There are no records of when the village was founded. According to legend, the earliest residents were all members of the Fan family, and the village was also called "Fanjia Zhuang" (the village of Fan family). Hundreds of years later, the family of Zhu gradually replaced the Fan and became the main residents. Thus, the village's name changed to "Zhufan Zhuang" (the village of Fan and Zhu families). Years later, the Wang family arrived and became the main residents in the early Ming dynasty. The name of the village changed to Wangzhufan and has remained as such.

=== Administration ===
There is a historic site of ancient Zhuqi in Gucheng Village of Ganyu County, about 1.5 km northeast from Zhufan. Zhuqi was a small vassal state, whose founder and founding time are not clear. During early Dong Zhou dynasty, it was conquered by the State of Lu and became one of Lu's border cities. From the Qin dynasty to the Tang dynasty, Zhuqi was a county site, before being combined with Huairen County (i.e. Ganyu County).

In the Ming and Qing dynasties, it became the border of Yichow Fu of Shandong province and was governed by Lanshan County.

Lanshan County changed its name to Linyi County during the Republic of China. Jufan is a village under Linshu Town of Linyi County. Linshu Town became the Fifth District of Linyi County in 1934.
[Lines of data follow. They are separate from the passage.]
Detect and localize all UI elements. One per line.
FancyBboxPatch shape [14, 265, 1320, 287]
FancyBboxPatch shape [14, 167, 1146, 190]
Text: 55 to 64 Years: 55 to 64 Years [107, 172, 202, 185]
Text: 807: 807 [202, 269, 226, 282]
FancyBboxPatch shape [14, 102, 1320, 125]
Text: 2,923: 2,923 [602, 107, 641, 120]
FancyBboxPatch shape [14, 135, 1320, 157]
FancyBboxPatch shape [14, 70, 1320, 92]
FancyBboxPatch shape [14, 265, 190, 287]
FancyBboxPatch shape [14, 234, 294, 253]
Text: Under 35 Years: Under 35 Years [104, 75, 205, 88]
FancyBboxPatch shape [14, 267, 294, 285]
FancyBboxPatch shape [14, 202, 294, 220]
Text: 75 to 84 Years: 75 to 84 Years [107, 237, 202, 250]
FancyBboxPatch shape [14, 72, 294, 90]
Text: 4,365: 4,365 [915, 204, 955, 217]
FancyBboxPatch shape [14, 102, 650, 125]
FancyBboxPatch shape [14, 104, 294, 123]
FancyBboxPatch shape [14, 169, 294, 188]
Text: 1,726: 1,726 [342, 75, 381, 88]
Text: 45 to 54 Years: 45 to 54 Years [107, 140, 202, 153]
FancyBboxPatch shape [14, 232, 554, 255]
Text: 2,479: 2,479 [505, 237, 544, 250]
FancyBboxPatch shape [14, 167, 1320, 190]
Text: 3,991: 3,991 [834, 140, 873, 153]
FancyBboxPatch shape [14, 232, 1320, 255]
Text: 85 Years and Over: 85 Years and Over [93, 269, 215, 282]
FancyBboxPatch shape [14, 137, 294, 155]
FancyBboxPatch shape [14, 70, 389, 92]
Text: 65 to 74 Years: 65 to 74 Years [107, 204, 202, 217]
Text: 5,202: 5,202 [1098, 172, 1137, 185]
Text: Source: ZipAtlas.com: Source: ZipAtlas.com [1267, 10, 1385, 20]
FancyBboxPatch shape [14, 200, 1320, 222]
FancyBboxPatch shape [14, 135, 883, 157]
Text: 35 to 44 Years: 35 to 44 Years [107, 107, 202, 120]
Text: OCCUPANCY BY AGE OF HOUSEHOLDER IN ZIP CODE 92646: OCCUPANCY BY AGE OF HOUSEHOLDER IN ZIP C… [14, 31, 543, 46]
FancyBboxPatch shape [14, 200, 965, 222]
During the Second Sino-Japanese War, Zhufan was the center of an area controlled by the Chinese Communist Party and the seat of division headquarters of the 18th Army 115 Division. The Communist Party divided the eastern part of Linyi County, the western part of Ganyu County, and the northeastern part of Tancheng County to create a new county named Linshu. Zhufan became a village in this new county.

After the Communist Party obtained control over Mainland China, most areas were reorganized. Zhufan was divided into five small villages: Wang Zhufan, Xu Zhufan, Yao Zhufan, Wang Banlu, and Yuan Banlu. Every village has its own basic branch of the Communist Party ruling the village.

In 1962, the Reservoir Shilianghe was completed and stored water. Thus, Zhufan became submerged, and villagers had to move northward. But the new houses were bad due to corruption of the Communist officials; many houses collapsed during summer rainstorms. So, the villagers had to move back to the old site to build new houses.

In April 1971, Zhufan was put under Jiangsu Province. The villagers were not willing to live in Ganyu County, so the Zhufan became a village of Donghai County. In 1978, Zhufan was a village in Nanchen Town.

During the early 1980s, the villagers built their new home in the farthest northeastern part of the village, near G327.

In February 2013, Nanchen Town and Shilianghe Town were combined into a new Shilianghe Town.